Treasuries Decline as Britain Votes on European Union Referendum

  • U.S. 10-year notes follow German, French, U.K. debt lower
  • Global sovereign debt index has returned 4.9% this year

Treasuries fell, with the 10-year note yield touching the highest level in three weeks, as the U.K. voted on whether to remain in the European Union.

U.S. government securities resumed their slide after breaking a four-day losing streak Wednesday, when Treasury auctions totaling $46 billion attracted strong investor demand.

“I think the market jumped the gun,” said Gennadiy Goldberg, an interest-rate strategist at TD Securities LLC in New York, one of 23 primary dealers that trade with the Federal Reserve. “Today’s market move is what I would have expected from a ‘Remain’ win tomorrow.”

The safest government bonds are paring gains that earlier this month pushed yields from Japan to Switzerland to record lows amid concern that the U.K. would vote to leave the world’s largest trading bloc. Global sovereign bonds are on pace for the best first-half performance since 1995, with Bank of America Corp.’s Global Government Index returning 4.9 percent this year.

The benchmark Treasury 10-year note yield rose six basis points, or 0.06 percentage point, to 1.74 percent as of 4:50 p.m.

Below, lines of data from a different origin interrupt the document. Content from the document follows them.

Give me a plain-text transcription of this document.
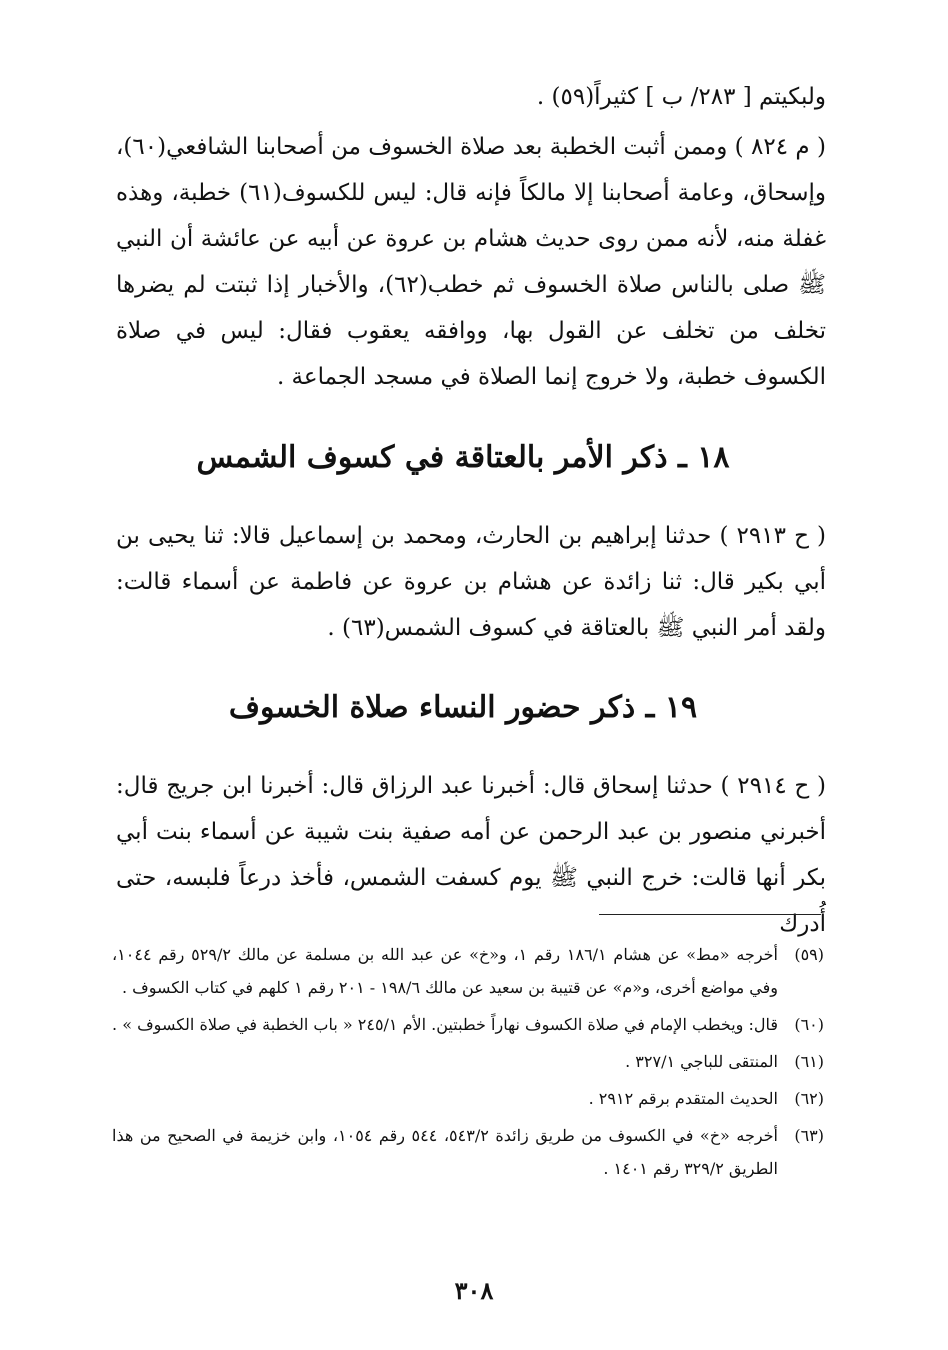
ولبكيتم [ ٢٨٣/ ب ] كثيراً(٥٩) .
( م ٨٢٤ ) وممن أثبت الخطبة بعد صلاة الخسوف من أصحابنا الشافعي(٦٠)، وإسحاق، وعامة أصحابنا إلا مالكاً فإنه قال: ليس للكسوف(٦١) خطبة، وهذه غفلة منه، لأنه ممن روى حديث هشام بن عروة عن أبيه عن عائشة أن النبي ﷺ صلى بالناس صلاة الخسوف ثم خطب(٦٢)، والأخبار إذا ثبتت لم يضرها تخلف من تخلف عن القول بها، ووافقه يعقوب فقال: ليس في صلاة الكسوف خطبة، ولا خروج إنما الصلاة في مسجد الجماعة .
١٨ ـ ذكر الأمر بالعتاقة في كسوف الشمس
( ح ٢٩١٣ ) حدثنا إبراهيم بن الحارث، ومحمد بن إسماعيل قالا: ثنا يحيى بن أبي بكير قال: ثنا زائدة عن هشام بن عروة عن فاطمة عن أسماء قالت: ولقد أمر النبي ﷺ بالعتاقة في كسوف الشمس(٦٣) .
١٩ ـ ذكر حضور النساء صلاة الخسوف
( ح ٢٩١٤ ) حدثنا إسحاق قال: أخبرنا عبد الرزاق قال: أخبرنا ابن جريج قال: أخبرني منصور بن عبد الرحمن عن أمه صفية بنت شيبة عن أسماء بنت أبي بكر أنها قالت: خرج النبي ﷺ يوم كسفت الشمس، فأخذ درعاً فلبسه، حتى أُدرك
(٥٩)
أخرجه «مط» عن هشام ١٨٦/١ رقم ١، و«خ» عن عبد الله بن مسلمة عن مالك ٥٢٩/٢ رقم ١٠٤٤، وفي مواضع أخرى، و«م» عن قتيبة بن سعيد عن مالك ١٩٨/٦ - ٢٠١ رقم ١ كلهم في كتاب الكسوف .
(٦٠)
قال: ويخطب الإمام في صلاة الكسوف نهاراً خطبتين. الأم ٢٤٥/١ « باب الخطبة في صلاة الكسوف » .
(٦١)
المنتقى للباجي ٣٢٧/١ .
(٦٢)
الحديث المتقدم برقم ٢٩١٢ .
(٦٣)
أخرجه «خ» في الكسوف من طريق زائدة ٥٤٣/٢، ٥٤٤ رقم ١٠٥٤، وابن خزيمة في الصحيح من هذا الطريق ٣٢٩/٢ رقم ١٤٠١ .
٣٠٨
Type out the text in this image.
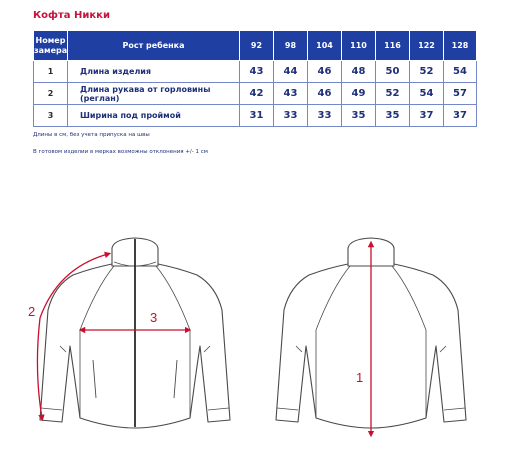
Кофта Никки
Номер замера	Рост ребенка	92	98	104	110	116	122	128
1	Длина изделия	43	44	46	48	50	52	54
2	Длина рукава от горловины (реглан)	42	43	46	49	52	54	57
3	Ширина под проймой	31	33	33	35	35	37	37
Длины в см, без учета припуска на швы
В готовом изделии в мерках возможны отклонения +/- 1 см
2	3
1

New York time, according to Bloomberg Bond Trader data. It touched 1.75 percent, the highest since June 3. The price of the 1.625 percent security due in May 2026 was 98 29/32. 

U.S. 10-year yields dropped to 1.52 percent on June 16, the lowest since August 2012.

Fed on Hold

In recent weeks, global bond-market sentiment has swung along with polls on Britain’s referendum. Fed Chair Janet Yellen has said Brexit-related risk played into the central bank’s decision not to raise interest rates this month.

“We will be watching closely to see what the vote is and what possible repercussions it might have,” Yellen said Wednesday in response to questions from the House Financial Services Committee in Washington.

Traders assign about a 10 percent probability to a Fed rate increase in July and coin-flip odds to a hike this year, according to futures data compiled by Bloomberg.

Some investors say the Fed’s rate path may hinge on the outcome of the referendum.

“If the U.K. leaves, you can take Fed tightening off the table for July,” said Bob Michele, chief investment officer and head of global fixed income at JPMorgan Chase & Co., in an interview Wednesday. On the other hand, “if there’s a ‘Remain’ vote, and the markets remain somewhat orderly, and you get a respectable employment number in July, then I think they’re going to raise rates” at next month’s meeting, he said.